PY 612 Course in Miracles
This course makes a fundamental distinction between the real and the unreal, between knowledge and perception. This course is arranged as a teaching device and deals with universal spiritual themes.
RP 600 Data Gathering and Analysis
This course focuses on data collection from the standpoint of knowledge dissemination and utilization. This focus requires students to understand the process of data gathering from the perspectives of research and development, social science, and problem formation and solution. This course also reviews statistical inference and description. These competencies are addressed by topic in the course presentation.
RP 601 Research Methods
This is a survey course on research in the managerial, natural, and social sciences. It focuses on the whys and hows of doing research including the areas of experimental design, data collection, types of data analysis, and presentation of results. While we explore the kinds of analysis data are subjected to and when each kind is most useful for enabling us to draw reliable conclusions, there is no actual statistical analysis in this course.

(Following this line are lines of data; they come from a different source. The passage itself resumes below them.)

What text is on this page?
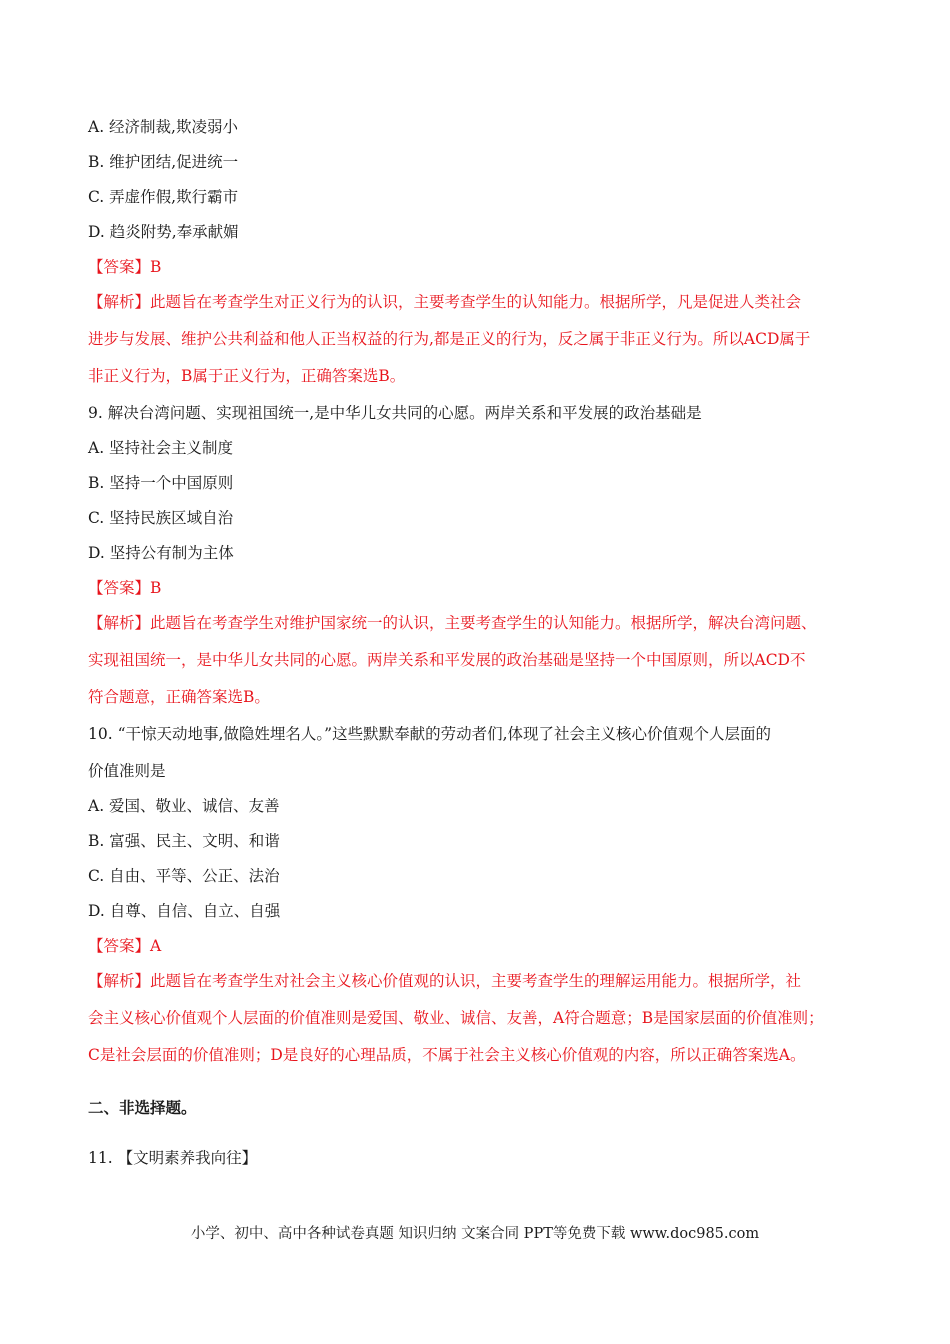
A. 经济制裁,欺凌弱小
B. 维护团结,促进统一
C. 弄虚作假,欺行霸市
D. 趋炎附势,奉承献媚
【答案】B
【解析】此题旨在考查学生对正义行为的认识，主要考查学生的认知能力。根据所学，凡是促进人类社会
进步与发展、维护公共利益和他人正当权益的行为,都是正义的行为，反之属于非正义行为。所以ACD属于
非正义行为，B属于正义行为，正确答案选B。
9. 解决台湾问题、实现祖国统一,是中华儿女共同的心愿。两岸关系和平发展的政治基础是
A. 坚持社会主义制度
B. 坚持一个中国原则
C. 坚持民族区域自治
D. 坚持公有制为主体
【答案】B
【解析】此题旨在考查学生对维护国家统一的认识，主要考查学生的认知能力。根据所学，解决台湾问题、
实现祖国统一，是中华儿女共同的心愿。两岸关系和平发展的政治基础是坚持一个中国原则，所以ACD不
符合题意，正确答案选B。
10. “干惊天动地事,做隐姓埋名人。”这些默默奉献的劳动者们,体现了社会主义核心价值观个人层面的
价值准则是
A. 爱国、敬业、诚信、友善
B. 富强、民主、文明、和谐
C. 自由、平等、公正、法治
D. 自尊、自信、自立、自强
【答案】A
【解析】此题旨在考查学生对社会主义核心价值观的认识，主要考查学生的理解运用能力。根据所学，社
会主义核心价值观个人层面的价值准则是爱国、敬业、诚信、友善，A符合题意；B是国家层面的价值准则；
C是社会层面的价值准则；D是良好的心理品质，不属于社会主义核心价值观的内容，所以正确答案选A。
二、非选择题。
11. 【文明素养我向往】
小学、初中、高中各种试卷真题 知识归纳 文案合同 PPT等免费下载 www.doc985.com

RP 602 Professional Publishing Methods
Publishing one’s work in books, journals, or magazines can boost one’s career, but having an advanced degree does not guarantee that a person will be published. In this course, the student will learn how to develop ideas for publication in books, and professional and popular journals, how to sell those ideas to editors, and how to write books and articles in plain and understandable English.
RP 605 Research Project
The Ph.D. candidate will demonstrate, using standard research methods, new knowledge in a field of study that represents his/her degree path. A Précis, outlining the topic and a specific problem to be solved, must be submitted to the candidate’s committee for pre-approval. Depending on the nature of the research, the candidate will be required to prove or disprove a stated solution or theory through documented research, data gathering, and data analysis. A summation of the findings must be submitted in written form. The written research project will be included in the candidate’s dissertation as an appendix, with its own bibliography.
PT 615 Clinical Training – 1,000 Hour Externship
The student will be required to document 1,000 hours of applied clinical training. The student will demonstrate the knowledge acquired in the field of psychology and apply it to the clinical setting. The student’s preceptor will assess the student’s educational and professional knowledge, including client interaction, recorded keeping, client assessments, and treatment plans.

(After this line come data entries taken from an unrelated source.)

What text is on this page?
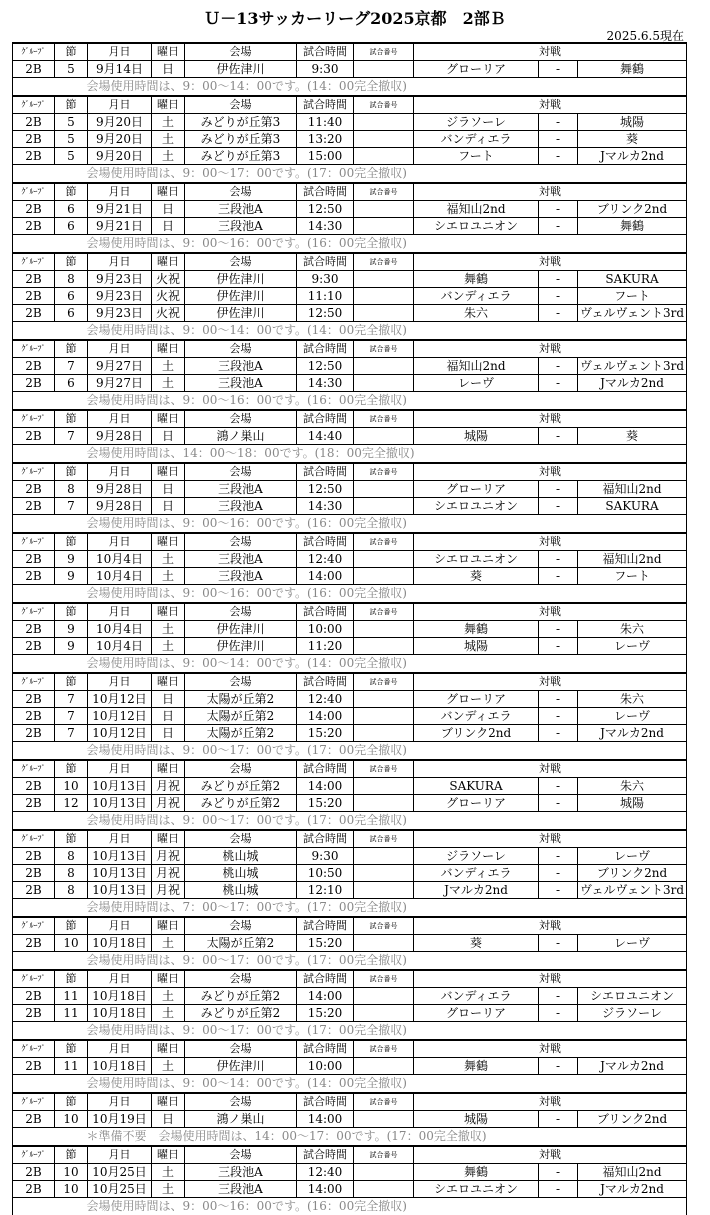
Ｕ－13サッカーリーグ2025京都　2部Ｂ
2025.6.5現在
ｸﾞﾙｰﾌﾟ	節	月日	曜日	会場	試合時間	試合番号	対戦		
2B	5	9月14日	日	伊佐津川	9:30		グローリア	-	舞鶴
	会場使用時間は、9：00～14：00です。(14：00完全撤収)								
ｸﾞﾙｰﾌﾟ	節	月日	曜日	会場	試合時間	試合番号	対戦		
2B	5	9月20日	土	みどりが丘第3	11:40		ジラソーレ	-	城陽
2B	5	9月20日	土	みどりが丘第3	13:20		バンディエラ	-	葵
2B	5	9月20日	土	みどりが丘第3	15:00		フート	-	Jマルカ2nd
	会場使用時間は、9：00～17：00です。(17：00完全撤収)								
ｸﾞﾙｰﾌﾟ	節	月日	曜日	会場	試合時間	試合番号	対戦		
2B	6	9月21日	日	三段池A	12:50		福知山2nd	-	ブリンク2nd
2B	6	9月21日	日	三段池A	14:30		シエロユニオン	-	舞鶴
	会場使用時間は、9：00～16：00です。(16：00完全撤収)								
ｸﾞﾙｰﾌﾟ	節	月日	曜日	会場	試合時間	試合番号	対戦		
2B	8	9月23日	火祝	伊佐津川	9:30		舞鶴	-	SAKURA
2B	6	9月23日	火祝	伊佐津川	11:10		バンディエラ	-	フート
2B	6	9月23日	火祝	伊佐津川	12:50		朱六	-	ヴェルヴェント3rd
	会場使用時間は、9：00～14：00です。(14：00完全撤収)								
ｸﾞﾙｰﾌﾟ	節	月日	曜日	会場	試合時間	試合番号	対戦		
2B	7	9月27日	土	三段池A	12:50		福知山2nd	-	ヴェルヴェント3rd
2B	6	9月27日	土	三段池A	14:30		レーヴ	-	Jマルカ2nd
	会場使用時間は、9：00～16：00です。(16：00完全撤収)								
ｸﾞﾙｰﾌﾟ	節	月日	曜日	会場	試合時間	試合番号	対戦		
2B	7	9月28日	日	鴻ノ巣山	14:40		城陽	-	葵
	会場使用時間は、14：00～18：00です。(18：00完全撤収)								
ｸﾞﾙｰﾌﾟ	節	月日	曜日	会場	試合時間	試合番号	対戦		
2B	8	9月28日	日	三段池A	12:50		グローリア	-	福知山2nd
2B	7	9月28日	日	三段池A	14:30		シエロユニオン	-	SAKURA
	会場使用時間は、9：00～16：00です。(16：00完全撤収)								
ｸﾞﾙｰﾌﾟ	節	月日	曜日	会場	試合時間	試合番号	対戦		
2B	9	10月4日	土	三段池A	12:40		シエロユニオン	-	福知山2nd
2B	9	10月4日	土	三段池A	14:00		葵	-	フート
	会場使用時間は、9：00～16：00です。(16：00完全撤収)								
ｸﾞﾙｰﾌﾟ	節	月日	曜日	会場	試合時間	試合番号	対戦		
2B	9	10月4日	土	伊佐津川	10:00		舞鶴	-	朱六
2B	9	10月4日	土	伊佐津川	11:20		城陽	-	レーヴ
	会場使用時間は、9：00～14：00です。(14：00完全撤収)								
ｸﾞﾙｰﾌﾟ	節	月日	曜日	会場	試合時間	試合番号	対戦		
2B	7	10月12日	日	太陽が丘第2	12:40		グローリア	-	朱六
2B	7	10月12日	日	太陽が丘第2	14:00		バンディエラ	-	レーヴ
2B	7	10月12日	日	太陽が丘第2	15:20		ブリンク2nd	-	Jマルカ2nd
	会場使用時間は、9：00～17：00です。(17：00完全撤収)								
ｸﾞﾙｰﾌﾟ	節	月日	曜日	会場	試合時間	試合番号	対戦		
2B	10	10月13日	月祝	みどりが丘第2	14:00		SAKURA	-	朱六
2B	12	10月13日	月祝	みどりが丘第2	15:20		グローリア	-	城陽
	会場使用時間は、9：00～17：00です。(17：00完全撤収)								
ｸﾞﾙｰﾌﾟ	節	月日	曜日	会場	試合時間	試合番号	対戦		
2B	8	10月13日	月祝	桃山城	9:30		ジラソーレ	-	レーヴ
2B	8	10月13日	月祝	桃山城	10:50		バンディエラ	-	ブリンク2nd
2B	8	10月13日	月祝	桃山城	12:10		Jマルカ2nd	-	ヴェルヴェント3rd
	会場使用時間は、7：00～17：00です。(17：00完全撤収)								
ｸﾞﾙｰﾌﾟ	節	月日	曜日	会場	試合時間	試合番号	対戦		
2B	10	10月18日	土	太陽が丘第2	15:20		葵	-	レーヴ
	会場使用時間は、9：00～17：00です。(17：00完全撤収)								
ｸﾞﾙｰﾌﾟ	節	月日	曜日	会場	試合時間	試合番号	対戦		
2B	11	10月18日	土	みどりが丘第2	14:00		バンディエラ	-	シエロユニオン
2B	11	10月18日	土	みどりが丘第2	15:20		グローリア	-	ジラソーレ
	会場使用時間は、9：00～17：00です。(17：00完全撤収)								
ｸﾞﾙｰﾌﾟ	節	月日	曜日	会場	試合時間	試合番号	対戦		
2B	11	10月18日	土	伊佐津川	10:00		舞鶴	-	Jマルカ2nd
	会場使用時間は、9：00～14：00です。(14：00完全撤収)								
ｸﾞﾙｰﾌﾟ	節	月日	曜日	会場	試合時間	試合番号	対戦		
2B	10	10月19日	日	鴻ノ巣山	14:00		城陽	-	ブリンク2nd
	＊準備不要　会場使用時間は、14：00～17：00です。(17：00完全撤収)								
ｸﾞﾙｰﾌﾟ	節	月日	曜日	会場	試合時間	試合番号	対戦		
2B	10	10月25日	土	三段池A	12:40		舞鶴	-	福知山2nd
2B	10	10月25日	土	三段池A	14:00		シエロユニオン	-	Jマルカ2nd
	会場使用時間は、9：00～16：00です。(16：00完全撤収)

TH 610 Ph.D. Dissertation – 25,000 word minimum
Upon completion of the required credits of core curriculum courses at the 600 level, the student will prepare a 25,000-word dissertation in a publishable format following Westbrook University’s published guidelines. The dissertation will reflect the student’s theoretical and practical understanding necessary for their field of concentration. The dissertation will reflect the student’s newly acquired direction in his / her techniques and a presentation of a preferred approach in the field. Findings will be based upon the core curriculum of the course, however, the student will have ample latitude in using other sources as well. The goal of the dissertation will be for the student to bring in his contributions to the field of their concentration. The required research project will be an addendum to the dissertation.